Miktar eksikliklerinin, TBK.’nin 219. maddesinde niteliği etkileyen nicelik eksikliklerinin de ayıp olarak kabul edilebileceği açıkça belirtilmiştir. 4077 sayılı TKHK.’da bu ifade yer almasına rağmen 6502 sayılı TKHK.’nin 8. ve 13. maddelerinde böyle bir ifadeye yer verilmemiştir. Ancak Yargıtay kararlarına (Kara, 2012, s. 357) göre, 6502 sayılı TKHK.’da böyle bir ifadenin yer almaması, niteliği etkileyen nicelik eksiklerinin tüketici işlemleri açısından ayıp sayılmayacağı anlamına gelmeyeceği yönündedir. Bunun dışında TKHK.’de eksiklik olan hallerde TBK hükümleri uygulanacaktır (Aslan, 2014, s. 121).

Miktar eksiklikleri malın ağırlığı, yüzölçümü, hacmi gibi durumlarda ortaya çıkar. Niteliği etkileyen nicelik eksiklikleri mallar açısından olduğu gibi, hizmetler açısından da niteliği etkileyen nicelik aykırılıkları ayıp sayılmaktadır. Örneğin düğün organizasyonu düzenlemekte olan bir düğün salonunda, düğün günü beş çeşit yemek verileceği söylendiği halde dört çeşit yemek verilmesi, niteliği etkileyen bir nicelik eksikliği olarak kabul edilmektedir (Tandoğan, 1985, s. 121).

Milletlerarası Mal Satımına İlişkin Sözleşmeler Hakkında Birleşmiş Milletler Antlaşması (CISG.)’nın 35. maddesine göre, satılan malda miktar eksikliği olması halinde, malın ayıplı olduğu kabul edilecek olup ayıba ilişkin hükümlerdeki hukuki rejme bağlanacağı ifade edilmektedir (Yavuz, 2012, s. 70).

(38)

3.AYIPLI MAL VE AYIPLI HİZMETTE SORUMLU OLMA ŞARTLARI

3.1. Satıcı ve Sağlayıcının Ayıptan Doğan Sorumluluk Borcunun Şartları 3.1.1. İfa

3.1.1.1. Genel Olarak

İfa, tarafların aralarında bir sözleşme yapmasıyla birlikte gündeme gelmektedir.
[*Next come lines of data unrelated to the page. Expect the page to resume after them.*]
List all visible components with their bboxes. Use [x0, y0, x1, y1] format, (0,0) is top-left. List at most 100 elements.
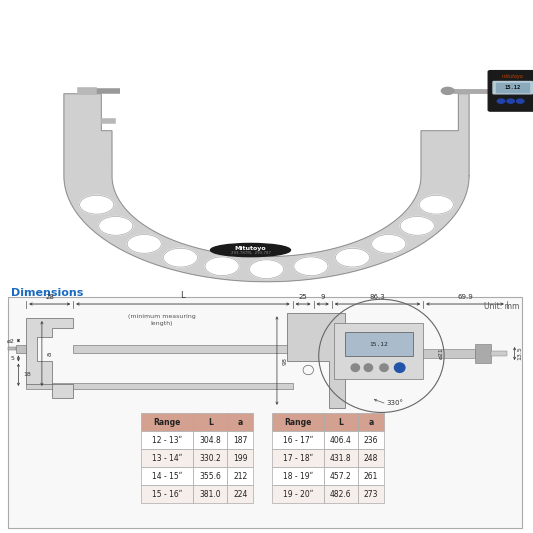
Text: 18: 18	[23, 372, 31, 377]
Text: Mitutoyo: Mitutoyo	[235, 246, 266, 251]
Circle shape	[249, 260, 284, 279]
Text: ø2: ø2	[7, 339, 15, 344]
Text: 381.0: 381.0	[199, 489, 221, 498]
FancyBboxPatch shape	[272, 485, 324, 503]
FancyBboxPatch shape	[141, 485, 193, 503]
Text: 25: 25	[298, 294, 308, 300]
FancyBboxPatch shape	[272, 431, 324, 449]
Text: Range: Range	[284, 418, 311, 427]
FancyBboxPatch shape	[101, 118, 115, 124]
Text: 273: 273	[364, 489, 378, 498]
FancyBboxPatch shape	[193, 414, 227, 431]
Text: L: L	[208, 418, 213, 427]
Circle shape	[335, 248, 369, 267]
FancyBboxPatch shape	[358, 414, 384, 431]
Text: 293-787RL  293-787: 293-787RL 293-787	[230, 251, 271, 255]
Text: 224: 224	[233, 489, 247, 498]
FancyBboxPatch shape	[227, 485, 253, 503]
FancyBboxPatch shape	[272, 467, 324, 485]
Text: 355.6: 355.6	[199, 472, 221, 481]
Text: a: a	[368, 418, 374, 427]
Text: 16 - 17ʺ: 16 - 17ʺ	[282, 436, 313, 445]
Polygon shape	[26, 318, 73, 398]
Text: 199: 199	[233, 454, 248, 463]
Circle shape	[205, 257, 239, 276]
Circle shape	[394, 363, 405, 373]
Text: 69.9: 69.9	[457, 294, 473, 300]
Polygon shape	[26, 383, 293, 389]
Text: Unit: mm: Unit: mm	[484, 302, 520, 311]
Circle shape	[497, 99, 505, 103]
FancyBboxPatch shape	[358, 485, 384, 503]
FancyBboxPatch shape	[493, 82, 532, 94]
Polygon shape	[491, 351, 507, 356]
FancyBboxPatch shape	[193, 431, 227, 449]
FancyBboxPatch shape	[324, 485, 358, 503]
Text: 261: 261	[364, 472, 378, 481]
Text: length): length)	[151, 321, 173, 326]
Text: 304.8: 304.8	[199, 436, 221, 445]
FancyBboxPatch shape	[324, 431, 358, 449]
FancyBboxPatch shape	[272, 414, 324, 431]
Polygon shape	[334, 323, 423, 379]
Text: 9: 9	[320, 294, 325, 300]
Text: 15 - 16ʺ: 15 - 16ʺ	[152, 489, 182, 498]
Text: 17 - 18ʺ: 17 - 18ʺ	[283, 454, 313, 463]
Text: 236: 236	[364, 436, 378, 445]
FancyBboxPatch shape	[358, 431, 384, 449]
Polygon shape	[287, 313, 345, 408]
Text: 98: 98	[282, 357, 287, 365]
Circle shape	[516, 99, 524, 103]
Circle shape	[507, 99, 514, 103]
Text: Dimensions: Dimensions	[11, 287, 83, 297]
Text: 187: 187	[233, 436, 247, 445]
FancyBboxPatch shape	[141, 449, 193, 467]
FancyBboxPatch shape	[358, 449, 384, 467]
Circle shape	[79, 195, 114, 214]
FancyBboxPatch shape	[141, 414, 193, 431]
Circle shape	[380, 364, 388, 372]
FancyBboxPatch shape	[227, 467, 253, 485]
Text: 19 - 20ʺ: 19 - 20ʺ	[282, 489, 313, 498]
Text: a: a	[238, 418, 243, 427]
Polygon shape	[423, 349, 475, 358]
Text: 457.2: 457.2	[330, 472, 352, 481]
Text: mitutoyo: mitutoyo	[502, 74, 524, 79]
FancyBboxPatch shape	[358, 467, 384, 485]
Circle shape	[400, 216, 434, 235]
Polygon shape	[345, 332, 413, 356]
Text: 5: 5	[11, 356, 15, 361]
Circle shape	[372, 235, 406, 253]
Text: ø21: ø21	[439, 348, 444, 359]
FancyBboxPatch shape	[324, 467, 358, 485]
FancyBboxPatch shape	[193, 467, 227, 485]
FancyBboxPatch shape	[8, 297, 522, 528]
FancyBboxPatch shape	[227, 431, 253, 449]
Text: 212: 212	[233, 472, 247, 481]
FancyBboxPatch shape	[193, 485, 227, 503]
Circle shape	[364, 364, 373, 372]
Text: 13.5: 13.5	[517, 346, 522, 360]
Polygon shape	[475, 344, 491, 363]
Text: 86.3: 86.3	[369, 294, 385, 300]
Text: 248: 248	[364, 454, 378, 463]
Ellipse shape	[211, 244, 290, 257]
Text: 13 - 14ʺ: 13 - 14ʺ	[152, 454, 182, 463]
Text: 12 - 13ʺ: 12 - 13ʺ	[152, 436, 182, 445]
Text: (minimum measuring: (minimum measuring	[128, 314, 196, 319]
Text: 15.12: 15.12	[505, 85, 521, 90]
Text: Range: Range	[154, 418, 181, 427]
Polygon shape	[73, 345, 293, 353]
FancyBboxPatch shape	[272, 449, 324, 467]
FancyBboxPatch shape	[496, 83, 529, 92]
Circle shape	[99, 216, 133, 235]
Text: 14 - 15ʺ: 14 - 15ʺ	[152, 472, 182, 481]
Circle shape	[294, 257, 328, 276]
Polygon shape	[16, 345, 26, 353]
FancyBboxPatch shape	[77, 87, 96, 94]
Polygon shape	[64, 94, 469, 282]
Text: 431.8: 431.8	[330, 454, 352, 463]
Circle shape	[127, 235, 161, 253]
FancyBboxPatch shape	[227, 414, 253, 431]
Circle shape	[441, 87, 454, 94]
Herşeyden önce, alacaklının ifa talep edebilmesi için, ortada geçerli bir borç ilişkisi olması gerekir. Borcu doğuran hukuki işlemin geçersiz olması, ifanın talep edilemez olduğunu göstermektedir.

TKHK.’nın 3. maddesinde belirtilen tüketici işlemlerinin konusunu oluşturabilecek her türlü mal ve hizmetin ifasının geçerli olabilmesi için Türk Medeni Kanun’da ve TBK.’da öngörülen geçerli ifa şekilleri, 6502 sayılı TKHK.’da da aynen geçerli olacaktır. Türk Medeni Kanun’da belirtildiği üzere, menkul mallarda satımdan doğan asli borcun yerine getirilebilmesi için menkul malın zilyetliğinin karşı tarafa devredilmiş olması gerekir. Zilyetliğin karşı tarafa devri de fiili teslim şeklinde yapılabileceği gibi, fiili hakimiyeti temin edecek vasıtaların teslimi veya eşyanın hak sahibinin hakimiyet sahasına dahil edilmesiyle yapılabilmesi mümkündür. Bunlar dışında kısa elden teslim, hükmen teslim gibi değişik şekillerde de eşyanın karşı tarafa devri mümkündür (Aslan, 2014, s. 124). 818 sayılı eski BK. ve 6098 sayılı TBK. ile 4077 sayılı TKHK.’da, satılan malda ortaya çıkan ayıplardan dolayı satıcının sorumlu tutulabilmesi için bir takım maddi ve şekli koşulların gerçekleşmesi gerekiyordu (Ceylan, 2002/2, s. 276). Ancak 6502 sayılı TKHK., tüketici lehine bir düzenlemeye giderek, şekli koşullardan olan muayene ve ihbar külfetini kaldırmıştır (Aral, 2006, s. 122).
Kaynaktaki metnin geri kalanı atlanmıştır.